MONTREAL — Université de Montréal rector Guy Breton says he learned more in Israel than he did during a similar academic mission to China.
The superpower is eclipsed by the tiny Jewish state, in his view, when it comes to the dynamism of its universities.
When Breton became rector in 2010 he vowed to expand the UdeM’s already extensive ties with hundreds of academic institutions around the world. Three countries were in his sights: China, Brazil – as the economic leader of Latin America – and Israel.
In October, he led an intensive 10-day trip to Israel, the first UdeM mission to the country, visiting all seven major universities. The 10 delegates included vice-rector for international relations Hélène David and professors and researchers from departments as diverse as pharmacy, biology, political science, music and medicine. Breton is a former vice-dean of medicine.
Breton said he received no opposition to making Israel a priority, but plenty of questions as to why. Today, he feels vindicated.
“It was an incredible eye-opener,” he said of the mission. “We have a folkloric image of Israel. If you are not close to it, you do not understand the reality. Much more is going on there than we think.”
Breton makes clear he is not interested in entering into political disputes, and has no patience with boycotts. His first job is to educate people, and he is convinced a greater connection with Israel will help him do that.
“I want students to be better trained. Period. Don’t bother me with politics,” he said.
When he speaks of dynamism, Breton means Israeli academics’ ability to “think outside the box; they try to find a solution to a problem, that not only is good for Israel, but could be exportable, that could help others.
“This is what we should be doing everywhere.”
Breton was impressed with the universities’ technology transfer companies, which seek markets for products and ideas coming out of research.
Israel is far ahead of Canadian universities in this regard, he said. He terms it “snobbish” to rigidly hold to the view that the academic and the commercial should not mix.
“If a I find a good molecule, a better way to teach math, why shouldn’t it be made available to society?” Breton wonders.
That does not mean industry should direct what research a university conducts, he added, acknowledging the legitimate concern that research that doesn’t lead to the marketplace may be shunned if universities get too cozy with business.
As long as the direction comes from the university, and not the company, this fear is exaggerated, he believes.
The UdeM is the second largest university in Canada in terms of enrolment, and its annual research budget of $525 million is surpassed only by the University of Toronto and University of British Columbia.
The UdeM visitors learned that Israeli universities are not “swimming in money” from donations from Jewish communities abroad as they had perceived.
The revenue from commercialization is a significant source of revenue, Breton found out, something cash-strapped universities here could use.
Breton stressed that the UdeM, which was founded 135 years ago to educate the French-Canadian elite, has throughout its history been open to everyone. There were never quotas on Jewish students as there were, notably, at McGill University, and many Jews were able to enter the professions because they were admitted by the UdeM.
One of Breton’s pet projects today is to find a way to persuade chassidic Jews – his neighbours in Outremont – to study at the UdeM.
“We have a long, long history of positive relations with the Jewish community,” said Breton, but he felt that contact had been allowed to lapse in recent years. Therefore, he more than welcomed the Centre for Israel and Jewish Affairs’ offer to help organize the Israel mission.
He was also glad that Rosalind and Morris Goodman, who graduated in pharmacy from the UdeM 60 years ago and is a major benefactor of his alma mater, accompanied the group, providing them with an insider’s perspective on life in Israel.
The UdeM had some earlier connections to Israeli universities, notably Hebrew University of Jerusalem, but they had never been formalized. Now, memorandums of general agreement have been reached with Technion and the University of Haifa, and there are discussions for collaboration with the five other universities.
The delegation made a brief visit to Ramallah on the West Bank, at the suggestion of their CIJA escort Myriam Azogui-Halbwax. Because there was a university strike, the Montrealers met with two representatives of Birzeit and Al-Quds universities at the Canadian delegation, rather than on campus.

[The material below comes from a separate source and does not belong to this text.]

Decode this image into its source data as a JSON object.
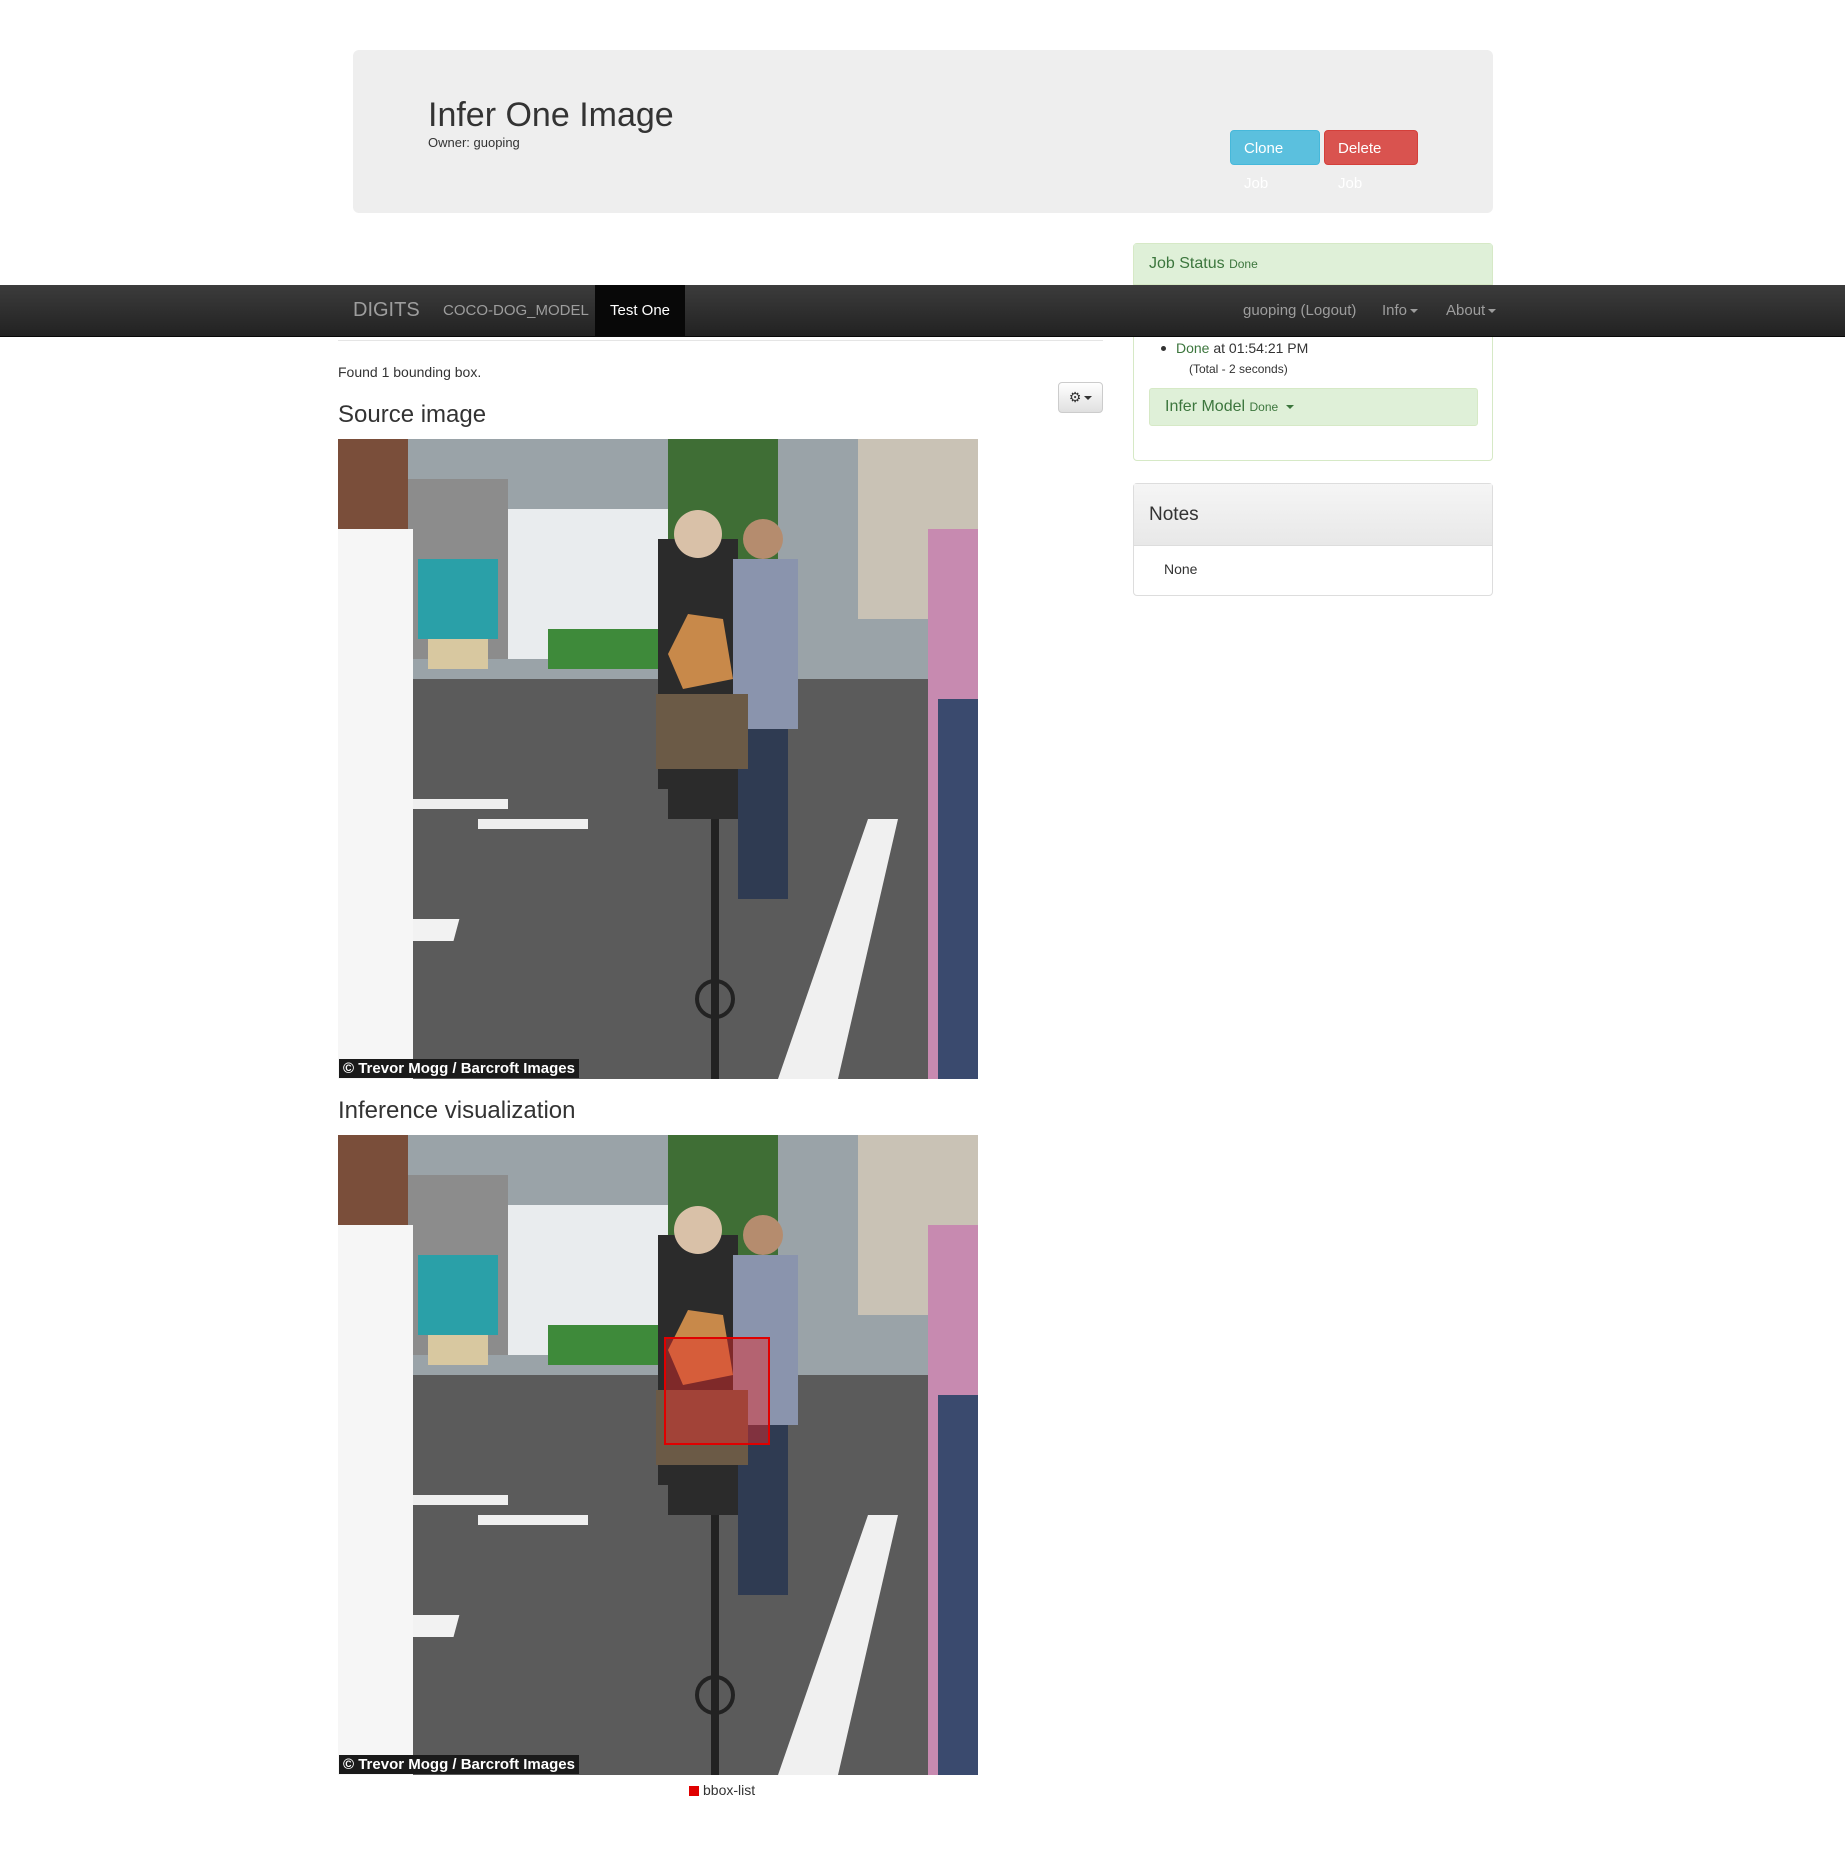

Breton found they were not at the level of the Israeli universities, and no future partnership is envisioned, although the UdeM may help them, perhaps in the field of medicine.
Personally, Breton said he found the trip emotional; although not “a religious fanatic,” it was moving to walk in the footsteps of Jesus Christ.
He was also gratified to see how peacefully, Jews, Muslims and the various Christian denominations live together in Jerusalem.
Breton was impressed with how much Israel has accomplished in its 65-year history, and its “capacity to change.”
“The Israel of 2013 is not the Israel of 1993 or even 2003,” he said.
Israeli university students, compared to their Quebec counterparts, are more mature – in years because of their military service – but also in outlook.
“They do not want to waste time. They are keen to learn well and fast, and to have a good life.”
One of the first fruits of the new relationship will be a concert organized by the music faculties of UdeM and Tel Aviv University next fall in Montreal. It will be conducted by the Israeli Yoav Talmi, who was artistic director of the Orchestre symphonique de Québec from 1998-2011 and is now music director of the Israel Chamber Orchestra.